Notable quotes & insights
- Wright’s caution about labels: the terms “complementarian” and “egalitarian” are “very misleading” — Scripture affirms difference without making men automatically dominant.
- About unity and holiness: “Unity is easy if you don't care about holiness. Holiness is easy if you don't care about unity.”
- On baptism: “Baptism has nothing really to do with the person doing the baptizing. It's everything to do with Jesus and the Spirit.”
- On Paul’s likely reaction: Paul would be shocked not only that the church is disunited, but that sometimes we don’t care about unity.
Practical recommendations / Action items
- If you disagree with your church on women’s roles:
- Don’t join primarily to cause conflict. Stay only if the church feeds your faith and you can live in good conscience.
- Discern whether the church will allow women to fulfill the particular callings God has given them; if not, consider seeking a church where that calling can be exercised.
- Work patiently and conversationally toward mutual understanding (Romans 14 approach) rather than immediate schism.
- If asked to baptize (clergy/deacons/lay leaders):
- In many traditions (Anglican, etc.) a Trinitarian baptism by any person is valid, especially in emergencies.

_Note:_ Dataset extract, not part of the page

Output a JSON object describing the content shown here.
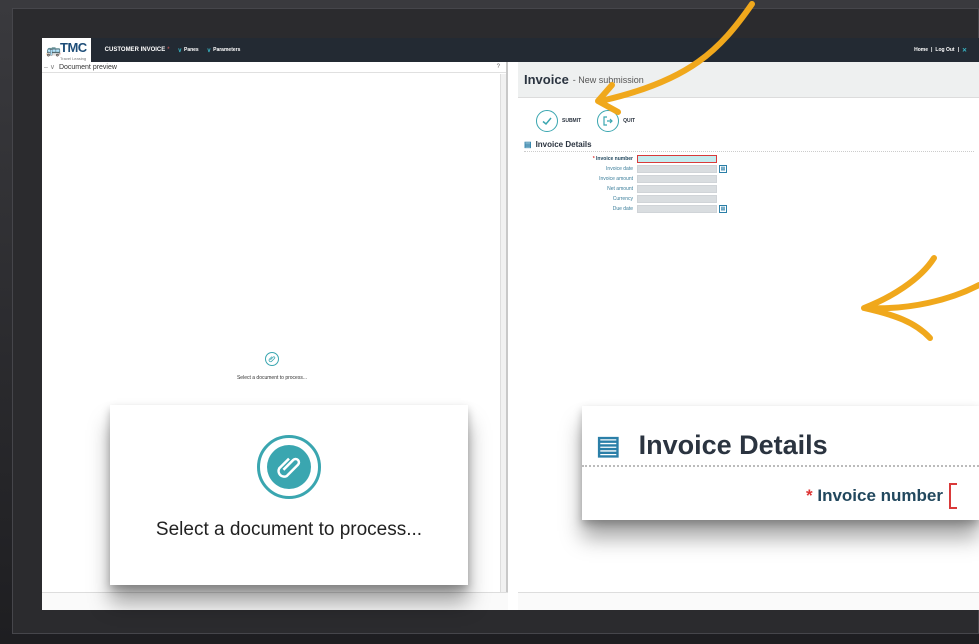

- Ensure the baptized person is connected into a local Christian community soon after—baptism should be a communal incorporation.
- For local ecumenism and unity:
- Prioritize shared practices: joint prayer, Bible reading, shared mission projects, and pooled resources for local needs.
- Focus on essentials (shared gospel storyline) and treat some historic distinctives as non–deal-breakers where possible.
- For reading Paul’s eschatology:
- Read Paul’s letters in their first-century context, attend to immediate concerns (e.g., Jerusalem’s fall), and consider apocalyptic imagery as symbolic of upheaval rather than a literal weather forecast.
Further reading & resources
- N. T. Wright — Paul and the Faithfulness of God (major treatment of Paul’s theology)
- N. T. Wright — God’s Homecoming (discussed in the episode intro: new-creation focus)
- N. T. Wright — Vision of Ephesians (on Christian unity; referenced by the hosts)
- Key New Testament passages to consult: Ephesians 4–6; Romans 14–15; 1 Corinthians 7; Philippians 4; Mark 13 (and parallels)
- Secondary scholars mentioned: Bruce Winter (on 1 Corinthians context); Walter Kasper and Rowan Williams (on ecumenical dialogue and “deal-breaker” framing)
If you want a quick takeaway: aim for faithful presence—love your church and work for unity where conscience allows, ensure baptisms connect people to community, and read Paul’s urgency as pastoral and ecclesial rather than as naïve chronological prediction.